With their decision to distance themselves from their royal duties this week, Harry and Meghan are just following in the path of many young couples: hunting for new jobs, spreading their wings outside the extended clan and trying to reinvent themselves as a family.
There's no precedent in modern times for this kind of working arrangement within the royal family, or "The Firm," as some in Britain like to call it.
But the maverick course set by the Duke and Duchess of Sussex seems just fine to many watching it unfold as a sort of royal soap opera, replete with grumpy in-laws, a baffled father and questions over who will pay the bills.
In interviews around Buckingham Palace, the overwhelming feeling from those milling outside the palace - a selective audience, granted - was one of support for Harry and Meghan. They applauded their efforts to start a new, independent life away from the world's most famous family - so long as it didn't dent the public purse.
Harry and Meghan are "grown-ups. They should be able to make their own choices," said Theresa Leonard, 51, a horse-riding instructor who was taking in the sights before heading to the theater. She said that American-born Meghan hadn't been treated fairly by the British tabloids.
"With Meghan being divorced and her being mixed race as well, that's probably not gone down very well. But if Harry is happy and Meghan is happy, that's all that matters," she said.
"I think Diana would be so proud of her boys for standing up for what they believe, especially with their ladies and their privacy," she added, referring to the late princess and mother of princes Harry and William.
A survey by the pollster JL Partners published in the Daily Mail found 72% of Britons said that the queen should let them go - a break that was quickly dubbed "Megxit." But the poll also found that 71% said that Meghan and Harry were wrong not to tell Elizabeth II in advance of their decision.
But if the public seems supportive of them seeking out a new, independent life, they don't appear keen to fork out taxpayer dollars.

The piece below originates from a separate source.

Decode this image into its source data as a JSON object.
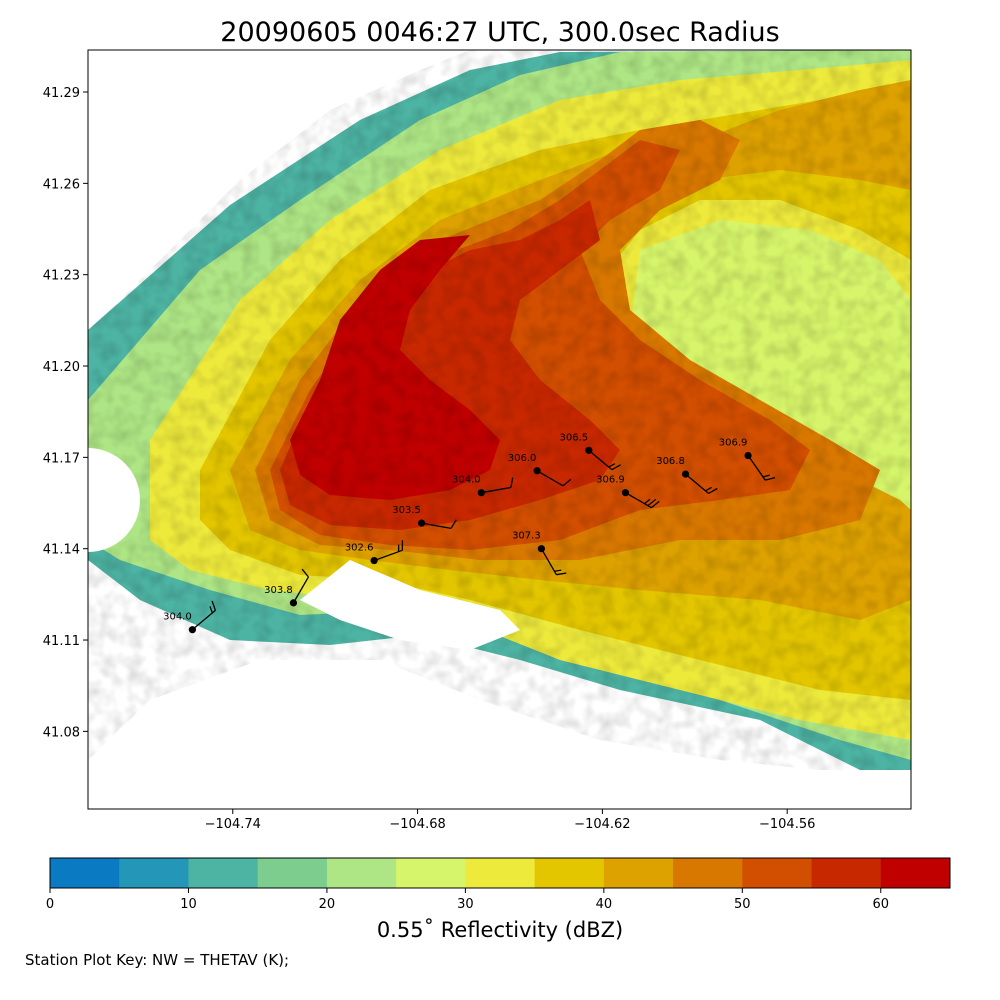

For example, 73% said they should give up taxpayer-funded security, and 60% said they should pay back the 2.4 million pounds, or $3.13 million, spent on renovating Frogmore Cottage, Harry and Meghan's residence in Windsor, where they plan to stay when back in Britain as part of plans to also spend time in North America.
Harry and Meghan clearly surprised the palace with their bombshell news Wednesday of wanting to roll back their royal duties. But some close to the royal family have suggested the announcement may have been rushed out following a leak in the Sun tabloid.
Some of the Brits outside the palace wondered the same thing.
"Did they drop a bombshell? Or was it in the pipelines?" asked Sandy Hanvey, 54, a handyman from Cambridgeshire.
He suggested that whatever happens next, the queen will have the final sign-off.
"I think they will do good if the queen allows them to do what they want to do. Whether she will or not, I don't know, to be quite honest. As for moving to Canada or America, I don't know if that's a good idea or not, but time will tell," he said.
On Friday, palace officials confirmed that Meghan had returned to Canada, intensifying speculation that she and Harry may find new digs there.
Harry stayed behind in Britain, where he is talking with the queen, Prince Charles and Prince William about the future role for him and his wife. A front-page article in Saturday's Daily Telegraph read: "Queen wants rift repaired in 72 hours."
Standing outside the palace's wrought iron gates, Suzie Davison, 21, a university student, said that it was a family matter and that the public shouldn't get too worked up about it.
"At the end of the day, there are more pressing things we should be caring about, like climate change and all the horrible stuff in the Middle East," she said.
"The self-funded bit, that's the only thing I've heard people talking about," she added. "People don't really care that they are stepping down. It's more like, 'Where is money going to come from? Is he going to get a job?'"
She said it should not have come as a shock that the Sussexes would want to spend more time in North America.
"You can't expect Meghan Markle to dedicate her whole life to the U.K. She's from America. She has family there, friends there, her work was there - telling her to give that up in the first place is a strong thing . . . and she got absolutely destroyed in the tabloids over here. It's not a surprise," Davison said.
On their new website SussexRoyal.com, Harry and Meghan said that they would no longer receive money from the taxpayer-funded Sovereign Fund, which covers 5% of their costs and is spent on their official office. The remaining tab, or 95% of their costs, is met through funds from Prince Charles via his Duchy of Cornwall estate.
Harry and Meghan stayed silent on whether they would continue to receive money from Prince Charles. They said on their website that they would strive to be "financially independent" but haven't spelled out what that means.
Nicola Somerville, 19, a university student originally from Glasgow, said that the tabloids have attacked Meghan "unfairly."
"And I think it's completely understandable for Harry to want to defend his wife after what happened to his mother, so it's really understandable why he's scared and wants to protect his family," she said.
Harry has had a turbulent relationship with the press, who he believes played a role in the death of his mother, Princess Diana.
Somerville added: "If they are going to be self-supported and the UK actually aren't going to be paying for anything, then let them do what they want. I completely support them."